We all recognize, at some level, that a one-size-fits-all educational model serves many students poorly. Many need an education better tailored to meet their needs, prior learning and knowledge, and life circumstances. Catchphrases like differentiated instruction and personalized adaptive learning reflect an awareness of the importance of a more individualized approach to education. Through the use of diagnostics and low-stakes formative assessments, we have a growing capacity to adjust content, pace and learning trajectory to specific student needs. This is a capacity that we need to embrace.
4. Integrating high-impact practices and co-curricular activities into the student experience
There’s an unfortunate tendency to treat high-impact practices -- like internships or learning communities or mentored research -- as a kind of check-off list of best practices that accreditors expect to see. But it’s better to think of high-impact practices and co-curricular activities as ways to integrate particular skills into the undergraduate experience: inquiry, problem solving, collaboration, independent research, field-based learning and authentic expert practice.
These skills offer a way to prepare students for future careers without transforming undergraduate education into mere vocational training. These are skills that will be invaluable irrespective of a student’s future career.
5. A competency focus
For a host of reasons, competency-based education has gotten less traction than many expected. It turned out to be far harder to define the desired competencies or reliably validate them. The rigid rubrics associated with competency-based education struck many as mere certification and credentialing, at odds with the goals of a liberal education. The focus on practical, measurable outcomes tended to underplay the value of the actual educational experience. Then there was a scathing report by the U.S. Department of Education’s Office of Inspector General that decried the lack of substantive interaction with a faculty member.

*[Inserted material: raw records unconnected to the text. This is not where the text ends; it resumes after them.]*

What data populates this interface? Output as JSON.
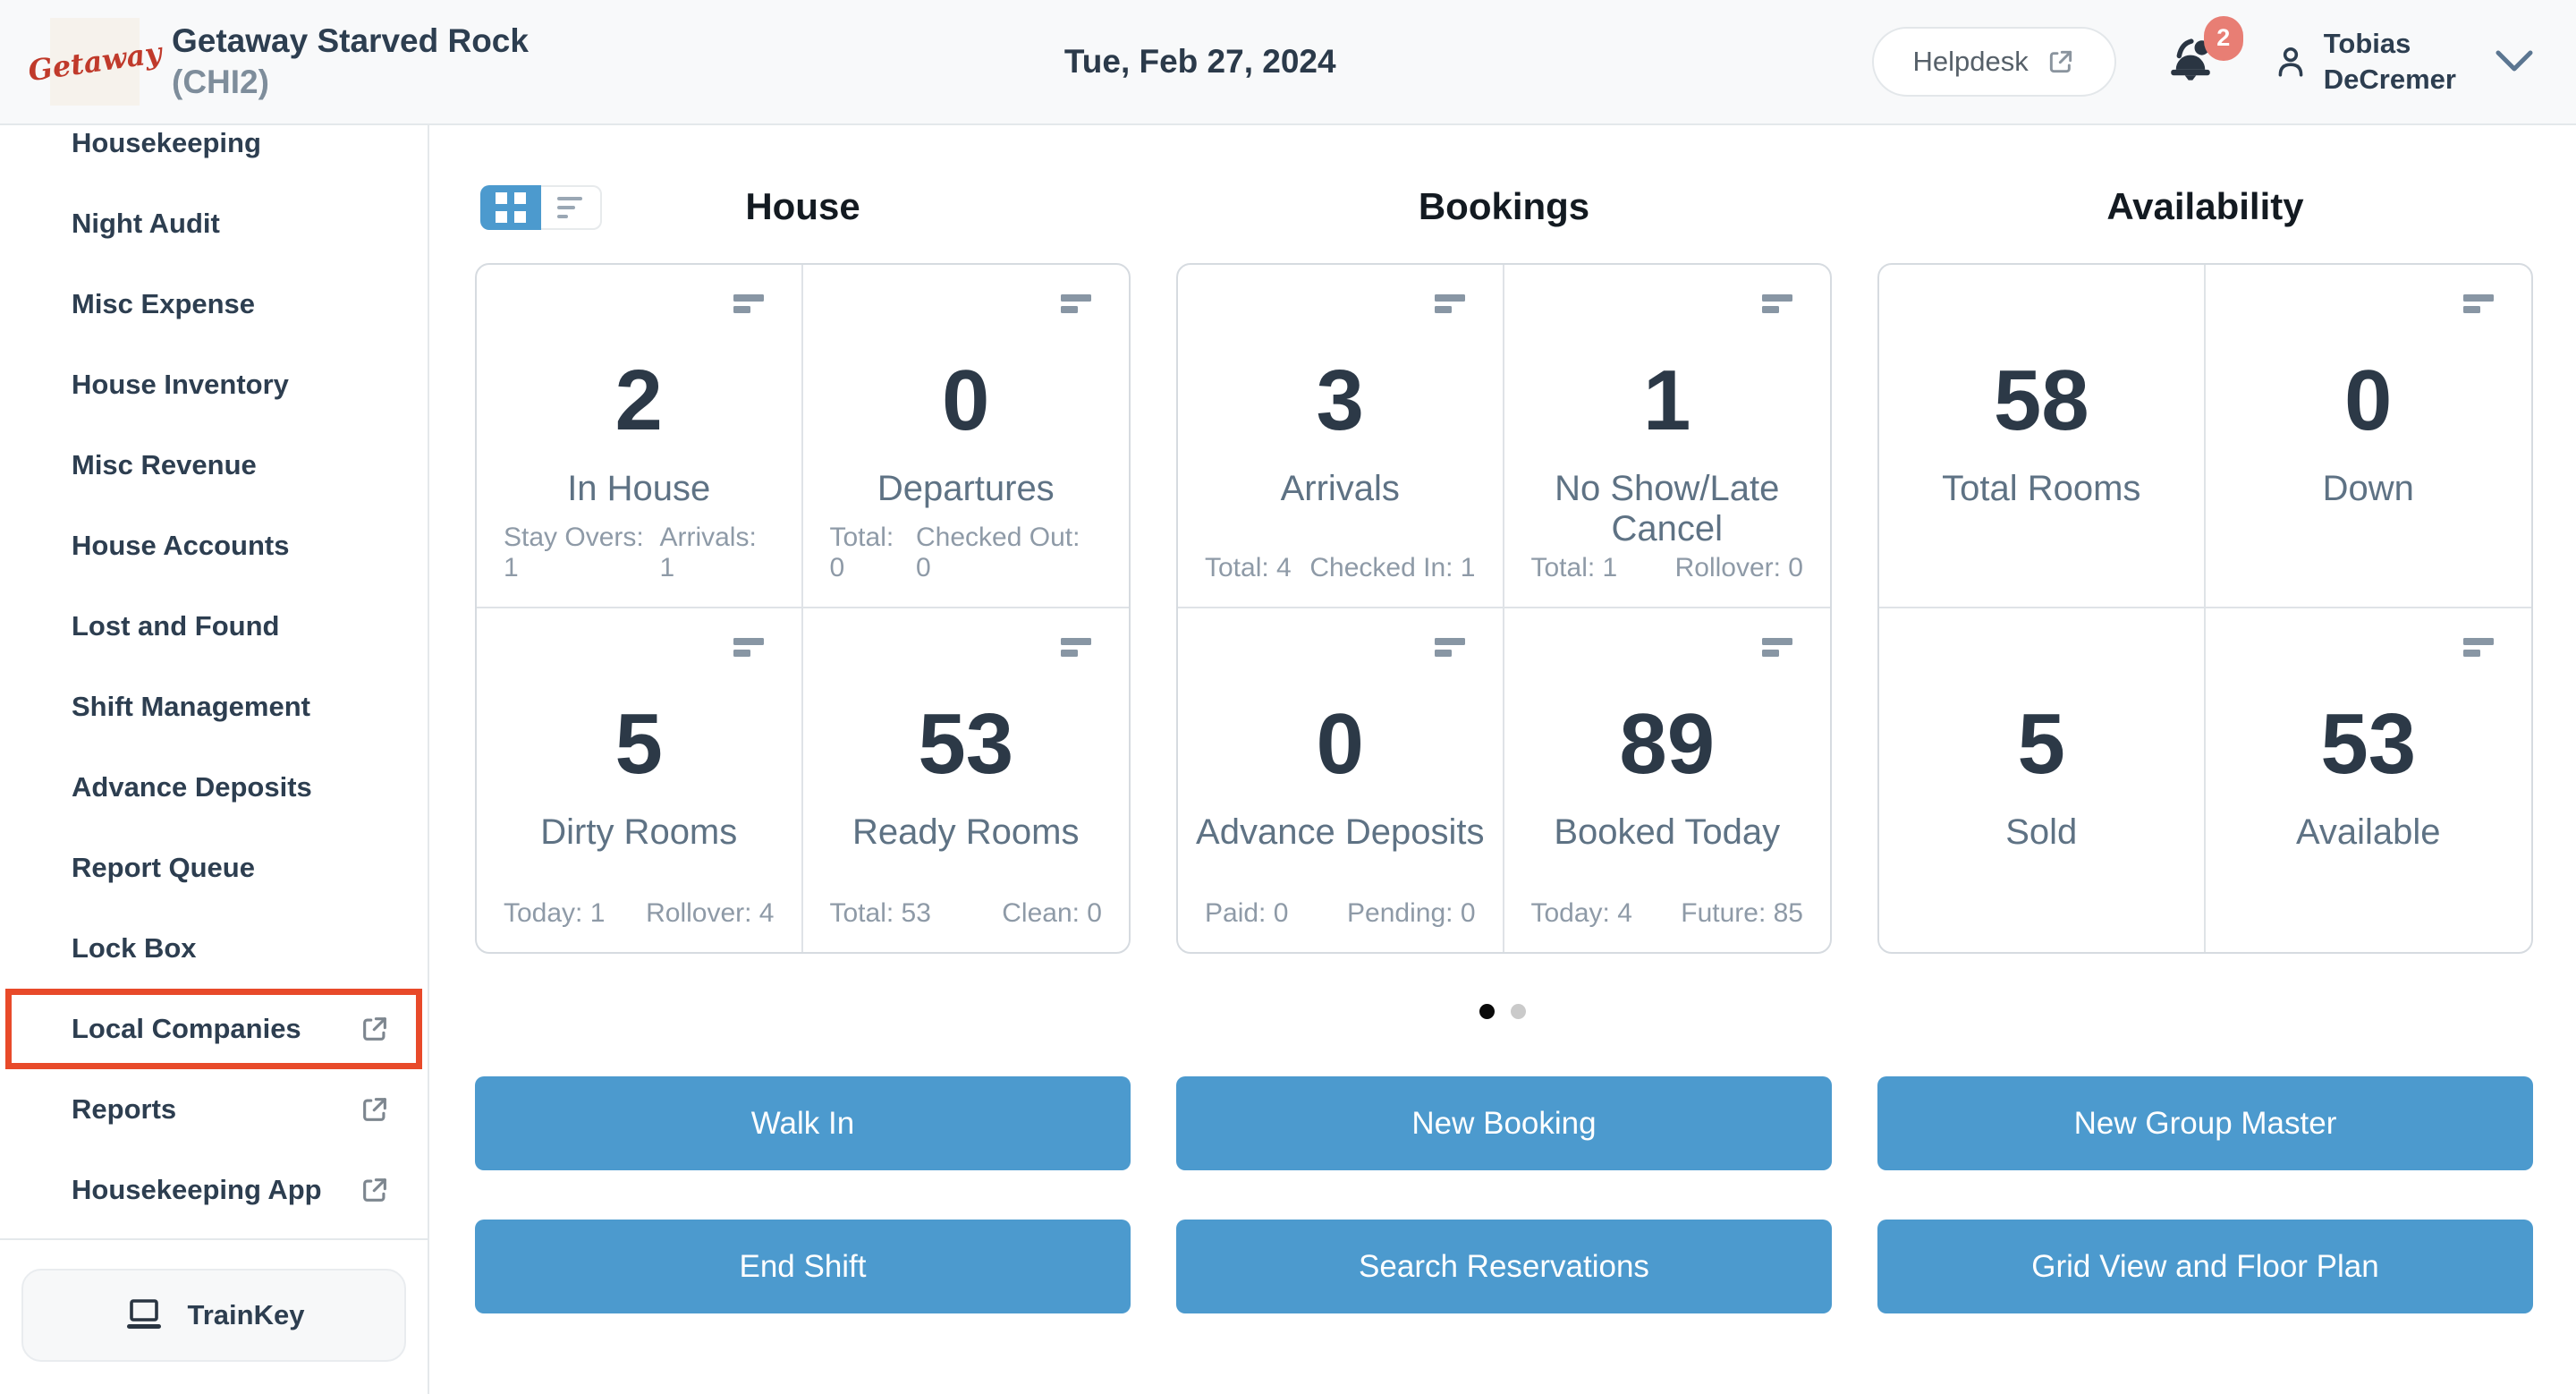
{
  "header": {
    "logo_text": "Getaway",
    "property_name": "Getaway Starved Rock",
    "property_code": "(CHI2)",
    "date": "Tue, Feb 27, 2024",
    "helpdesk_label": "Helpdesk",
    "notification_count": "2",
    "user_name_line1": "Tobias",
    "user_name_line2": "DeCremer"
  },
  "sidebar": {
    "items": [
      {
        "label": "Housekeeping",
        "external": false,
        "highlighted": false
      },
      {
        "label": "Night Audit",
        "external": false,
        "highlighted": false
      },
      {
        "label": "Misc Expense",
        "external": false,
        "highlighted": false
      },
      {
        "label": "House Inventory",
        "external": false,
        "highlighted": false
      },
      {
        "label": "Misc Revenue",
        "external": false,
        "highlighted": false
      },
      {
        "label": "House Accounts",
        "external": false,
        "highlighted": false
      },
      {
        "label": "Lost and Found",
        "external": false,
        "highlighted": false
      },
      {
        "label": "Shift Management",
        "external": false,
        "highlighted": false
      },
      {
        "label": "Advance Deposits",
        "external": false,
        "highlighted": false
      },
      {
        "label": "Report Queue",
        "external": false,
        "highlighted": false
      },
      {
        "label": "Lock Box",
        "external": false,
        "highlighted": false
      },
      {
        "label": "Local Companies",
        "external": true,
        "highlighted": true
      },
      {
        "label": "Reports",
        "external": true,
        "highlighted": false
      },
      {
        "label": "Housekeeping App",
        "external": true,
        "highlighted": false
      }
    ],
    "trainkey_label": "TrainKey"
  },
  "view_toggle": {
    "active": "grid"
  },
  "dashboard": {
    "sections": [
      {
        "title": "House",
        "cards": [
          {
            "value": "2",
            "label": "In House",
            "icon": true,
            "stats": [
              "Stay Overs: 1",
              "Arrivals: 1"
            ]
          },
          {
            "value": "0",
            "label": "Departures",
            "icon": true,
            "stats": [
              "Total: 0",
              "Checked Out: 0"
            ]
          },
          {
            "value": "5",
            "label": "Dirty Rooms",
            "icon": true,
            "stats": [
              "Today: 1",
              "Rollover: 4"
            ]
          },
          {
            "value": "53",
            "label": "Ready Rooms",
            "icon": true,
            "stats": [
              "Total: 53",
              "Clean: 0"
            ]
          }
        ]
      },
      {
        "title": "Bookings",
        "cards": [
          {
            "value": "3",
            "label": "Arrivals",
            "icon": true,
            "stats": [
              "Total: 4",
              "Checked In: 1"
            ]
          },
          {
            "value": "1",
            "label": "No Show/Late Cancel",
            "icon": true,
            "stats": [
              "Total: 1",
              "Rollover: 0"
            ]
          },
          {
            "value": "0",
            "label": "Advance Deposits",
            "icon": true,
            "stats": [
              "Paid: 0",
              "Pending: 0"
            ]
          },
          {
            "value": "89",
            "label": "Booked Today",
            "icon": true,
            "stats": [
              "Today: 4",
              "Future: 85"
            ]
          }
        ]
      },
      {
        "title": "Availability",
        "cards": [
          {
            "value": "58",
            "label": "Total Rooms",
            "icon": false,
            "stats": []
          },
          {
            "value": "0",
            "label": "Down",
            "icon": true,
            "stats": []
          },
          {
            "value": "5",
            "label": "Sold",
            "icon": false,
            "stats": []
          },
          {
            "value": "53",
            "label": "Available",
            "icon": true,
            "stats": []
          }
        ]
      }
    ],
    "pagination": {
      "dots": 2,
      "active_index": 0
    },
    "actions": [
      "Walk In",
      "New Booking",
      "New Group Master",
      "End Shift",
      "Search Reservations",
      "Grid View and Floor Plan"
    ]
  },
  "colors": {
    "accent_blue": "#4c9ace",
    "highlight_red": "#e84a2a",
    "badge_salmon": "#e87e74",
    "logo_red": "#c03a2b"
  }
}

But if adoption of competency-based education has slowed, the goal -- of bringing every student to a minimal viable level of mastery -- remains appealing. We do need greater transparency in terms of learning objectives and more valid and reliable ways of assessing student learning outcomes. The modes of assessment that we now rely upon -- the capricious “I know it when I see it” approach and the rather indiscriminate “do this and do that” to receive credit -- do little to tell if a student has truly achieved mastery and at what level.
6. Students as creators of knowledge
If undergraduates are to be more than passive recipients of information, if it our goal is to truly help students become expert practitioners, then they need more opportunities to become our partners and co-creators of knowledge. Term papers and lab reports are not enough. Already, some faculty members collaborate with their students in developing an app or producing an annotated text or creating instructional resources to share. Meanwhile, maker spaces proliferate.
If we reject the idea of students as consumers, then let's truly treat them as collaborators in their own learning.
Education has proven itself to be highly susceptible to passing fads, and that is bound to leave instructors skeptical, if not cynical. Catchphrases whose meaning is unclear abound: think algorithm-driven course planning tools or outcomes-focused education. The hype too often precedes the evidence base. And sometimes the very phrase means its opposite. Personalized learning too often means computer-based instruction, the mirror image of personalized teaching.
But some ideas deserve to be embraced if undergraduate education is to be truly learner and learning centered.
Steven Mintz is senior adviser to the president of Hunter College for student success and strategic initiatives.